As you continue managing the site, you're constantly changing your search engine visibility, so it's important to know if things are on the right track. It takes a combination of several quantitative and qualitative measurements to get a good grasp on the state of your SEO.
- Rankings on a set of keywords used to be the method of choice for SEO measurement. If you want to rank for "tickets" and you move from the bottom of page one to the top of page one, then you've met a goal. However, this mindset is limited to the keywords you focus on -- users will come up with tons you didn't consider. Additionally, what you see in Google isn't necessarily what everyone else sees, due to several factors such as personalization and geography. Not to mention the fact that rankings don't equal clicks -- someone has to choose your listing over those around it.
- Natural search traffic is the next logical spot to consider. Pulling this data from your web analytics package will give you traffic trends, allowing you to compare them to SEO project dates. Assuming your numbers aren't inaccurate, a common problem, you also need to put these in context of the whole site.
- Percent share of total traffic helps with context. Perhaps traffic is down a little, but is the whole site down? It may be a seasonal issue or a brand issue reducing traffic.

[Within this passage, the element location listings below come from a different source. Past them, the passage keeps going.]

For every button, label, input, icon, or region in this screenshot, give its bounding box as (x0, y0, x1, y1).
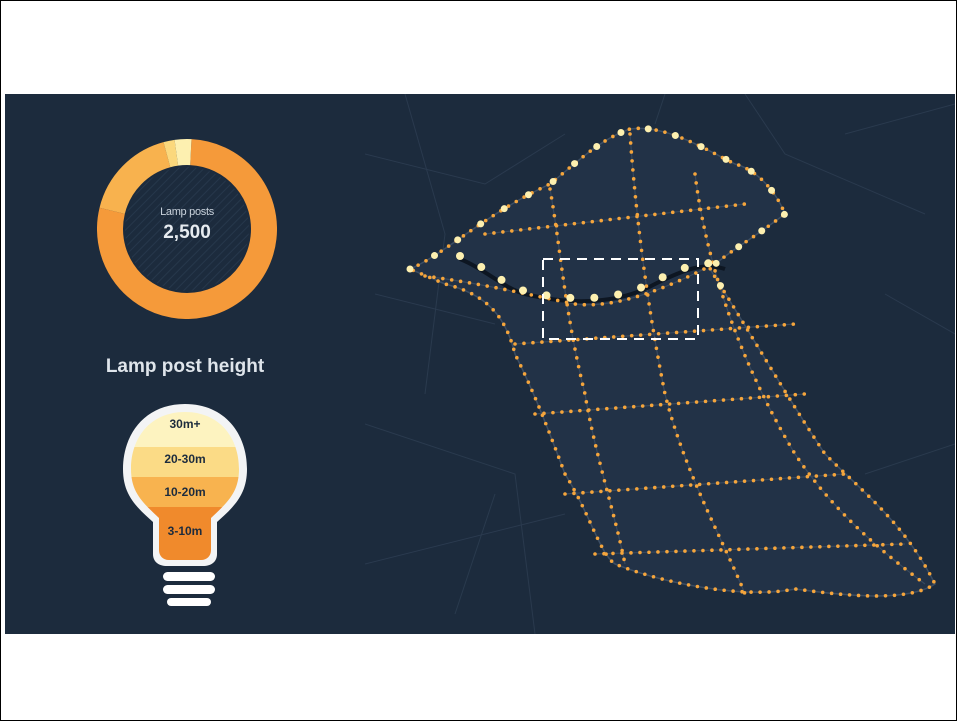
infographic-panel: Lamp posts 2,500 Lamp post height 30m+ 2… (5, 94, 955, 634)
band-label-10-20m: 10-20m (164, 485, 206, 499)
donut-segment-20-30m (163, 139, 179, 168)
bulb-base-ring-1 (163, 572, 215, 581)
legend-title: Lamp post height (105, 356, 265, 377)
band-label-3-10m: 3-10m (167, 524, 203, 538)
donut-value: 2,500 (163, 222, 211, 243)
band-label-30m-plus: 30m+ (169, 417, 201, 431)
district-area (408, 127, 936, 597)
donut-label: Lamp posts (160, 206, 214, 218)
donut-segment-30m-plus (174, 139, 192, 166)
street-lamp-map (365, 94, 955, 634)
bulb-base-ring-2 (163, 585, 215, 594)
bulb-base-ring-3 (167, 598, 211, 606)
band-label-20-30m: 20-30m (164, 452, 206, 466)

- Some final metrics on traffic are often overlooked in SEO. What does your traffic do on your site? Take one look at the page and run away screaming? Or do they actually stick around and buy something? Ensuring people are landing on the right pages, targeting the right terms, and even creating compelling landing pages are part of SEO. Keep track of things like bounce rates, goal conversion rates, revenue, and orders sold for natural search. Ideally, you have attribution set up to have an idea of how natural search revenue fits in with other sources.
- Another number to consider is keyword exposure, or the total volume of unique natural search phrases driving traffic to your site. The higher your volume, the better you're capturing long-tail phrases and exposing your brand to a varied audience. You can also find this in your analytics reports.

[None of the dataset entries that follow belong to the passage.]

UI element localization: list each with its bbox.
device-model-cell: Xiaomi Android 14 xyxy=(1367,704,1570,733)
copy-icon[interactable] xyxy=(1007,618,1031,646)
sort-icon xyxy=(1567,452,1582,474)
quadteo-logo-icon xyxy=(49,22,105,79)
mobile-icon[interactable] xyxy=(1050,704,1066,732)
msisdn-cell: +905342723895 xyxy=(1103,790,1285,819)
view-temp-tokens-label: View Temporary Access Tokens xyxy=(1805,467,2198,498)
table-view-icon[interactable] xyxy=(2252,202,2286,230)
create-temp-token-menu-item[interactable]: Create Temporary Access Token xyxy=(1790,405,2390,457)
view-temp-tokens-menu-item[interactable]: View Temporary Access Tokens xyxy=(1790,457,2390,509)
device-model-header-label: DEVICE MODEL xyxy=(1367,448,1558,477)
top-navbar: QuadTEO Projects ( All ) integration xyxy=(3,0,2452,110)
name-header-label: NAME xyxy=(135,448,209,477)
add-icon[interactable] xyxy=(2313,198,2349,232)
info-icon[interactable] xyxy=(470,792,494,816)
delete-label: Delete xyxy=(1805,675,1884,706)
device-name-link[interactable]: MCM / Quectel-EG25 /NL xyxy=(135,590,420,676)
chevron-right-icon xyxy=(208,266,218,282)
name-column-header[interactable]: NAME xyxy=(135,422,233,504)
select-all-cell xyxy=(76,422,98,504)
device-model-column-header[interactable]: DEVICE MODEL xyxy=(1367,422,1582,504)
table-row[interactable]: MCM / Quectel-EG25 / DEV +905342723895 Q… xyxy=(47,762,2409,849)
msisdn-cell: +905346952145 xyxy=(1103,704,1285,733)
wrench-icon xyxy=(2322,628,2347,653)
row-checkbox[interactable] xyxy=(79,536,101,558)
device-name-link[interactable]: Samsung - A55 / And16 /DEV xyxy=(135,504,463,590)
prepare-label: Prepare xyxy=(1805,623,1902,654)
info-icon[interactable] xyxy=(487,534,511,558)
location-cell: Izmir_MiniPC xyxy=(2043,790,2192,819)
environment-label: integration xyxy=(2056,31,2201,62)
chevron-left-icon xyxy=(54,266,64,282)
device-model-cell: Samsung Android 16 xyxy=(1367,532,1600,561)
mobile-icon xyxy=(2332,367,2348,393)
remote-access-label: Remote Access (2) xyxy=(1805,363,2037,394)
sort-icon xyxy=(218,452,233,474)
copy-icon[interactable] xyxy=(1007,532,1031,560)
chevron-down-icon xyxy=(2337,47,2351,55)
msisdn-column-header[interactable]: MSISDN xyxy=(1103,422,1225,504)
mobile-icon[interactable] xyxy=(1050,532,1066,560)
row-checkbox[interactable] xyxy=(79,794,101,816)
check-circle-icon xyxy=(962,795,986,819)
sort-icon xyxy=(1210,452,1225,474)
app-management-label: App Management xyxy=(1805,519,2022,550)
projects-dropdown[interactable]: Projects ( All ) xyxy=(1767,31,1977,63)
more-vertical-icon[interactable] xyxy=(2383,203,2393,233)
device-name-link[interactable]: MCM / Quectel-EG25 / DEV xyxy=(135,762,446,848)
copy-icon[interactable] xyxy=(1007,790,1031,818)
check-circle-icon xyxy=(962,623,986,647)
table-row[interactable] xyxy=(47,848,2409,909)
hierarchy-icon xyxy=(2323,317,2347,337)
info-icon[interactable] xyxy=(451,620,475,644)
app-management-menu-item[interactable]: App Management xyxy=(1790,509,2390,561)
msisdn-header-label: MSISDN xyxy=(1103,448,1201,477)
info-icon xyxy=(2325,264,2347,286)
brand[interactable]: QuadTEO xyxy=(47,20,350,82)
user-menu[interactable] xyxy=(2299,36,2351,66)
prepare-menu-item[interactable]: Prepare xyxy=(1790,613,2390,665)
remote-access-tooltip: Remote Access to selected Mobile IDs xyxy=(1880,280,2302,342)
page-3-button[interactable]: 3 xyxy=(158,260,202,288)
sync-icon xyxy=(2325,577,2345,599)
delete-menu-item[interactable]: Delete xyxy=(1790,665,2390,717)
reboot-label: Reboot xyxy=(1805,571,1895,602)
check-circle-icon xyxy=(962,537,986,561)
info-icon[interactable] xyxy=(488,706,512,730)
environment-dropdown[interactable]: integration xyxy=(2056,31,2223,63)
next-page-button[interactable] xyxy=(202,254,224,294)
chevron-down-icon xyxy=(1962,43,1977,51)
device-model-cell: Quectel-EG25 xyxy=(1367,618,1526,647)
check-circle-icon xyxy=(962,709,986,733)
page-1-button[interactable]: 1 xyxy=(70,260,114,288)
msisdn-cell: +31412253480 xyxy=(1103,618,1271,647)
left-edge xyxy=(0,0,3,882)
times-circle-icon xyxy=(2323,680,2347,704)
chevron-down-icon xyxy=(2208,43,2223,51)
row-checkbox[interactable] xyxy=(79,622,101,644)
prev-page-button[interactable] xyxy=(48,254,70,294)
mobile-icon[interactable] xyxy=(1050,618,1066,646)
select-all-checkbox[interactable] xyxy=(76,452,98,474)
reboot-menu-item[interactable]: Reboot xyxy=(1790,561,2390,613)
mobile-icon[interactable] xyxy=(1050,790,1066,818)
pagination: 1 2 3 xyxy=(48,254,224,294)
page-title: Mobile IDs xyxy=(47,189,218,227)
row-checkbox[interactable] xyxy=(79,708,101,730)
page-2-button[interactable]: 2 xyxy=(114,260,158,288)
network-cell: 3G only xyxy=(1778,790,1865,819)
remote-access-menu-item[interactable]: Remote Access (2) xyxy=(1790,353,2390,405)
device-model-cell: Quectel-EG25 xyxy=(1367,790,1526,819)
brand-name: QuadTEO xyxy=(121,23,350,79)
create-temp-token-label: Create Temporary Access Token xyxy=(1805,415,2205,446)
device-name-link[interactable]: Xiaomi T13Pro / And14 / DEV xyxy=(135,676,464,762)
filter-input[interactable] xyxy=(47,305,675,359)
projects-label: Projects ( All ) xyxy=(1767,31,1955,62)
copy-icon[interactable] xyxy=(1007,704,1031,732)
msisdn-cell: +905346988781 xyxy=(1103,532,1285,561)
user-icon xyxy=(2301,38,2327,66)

- SEO is partly a function of public relations, where your brand needs to be well represented in search engines. Are your listings reflective of your brand message, or are they just a list of disjointed phrases? Better listings also mean higher CTRs.
- Your e-commerce team -- from copywriters, to merchandisers, to coders -- is always affecting your search engine standing. Making poor build decisions today may haunt you in expensive SEO fixes later. In that way, you need to also measure success by considering how well your e-commerce team is educated in SEO.
- Another set to consider are site-specific considerations, best determined by an SEO expert usually. How well indexed is your site? Are other sites linking to your site? These will help give you an idea of your site's success in reaching its potential.
Clearly, measuring SEO results is more difficult than building a single graph. Trending all of the above metrics will give you a much better picture of your natural search health than any one number. Additionally, keep tabs on qualitative objectives such as brand message, team education, and having a well-crawled and well-linked site.
Once you have your results, remember that SEO isn't like buying spots for a marketing campaign. It's much more like usability or accessibility in that it is a component of e-commerce. Paying close attention to results will keep long-term success possible.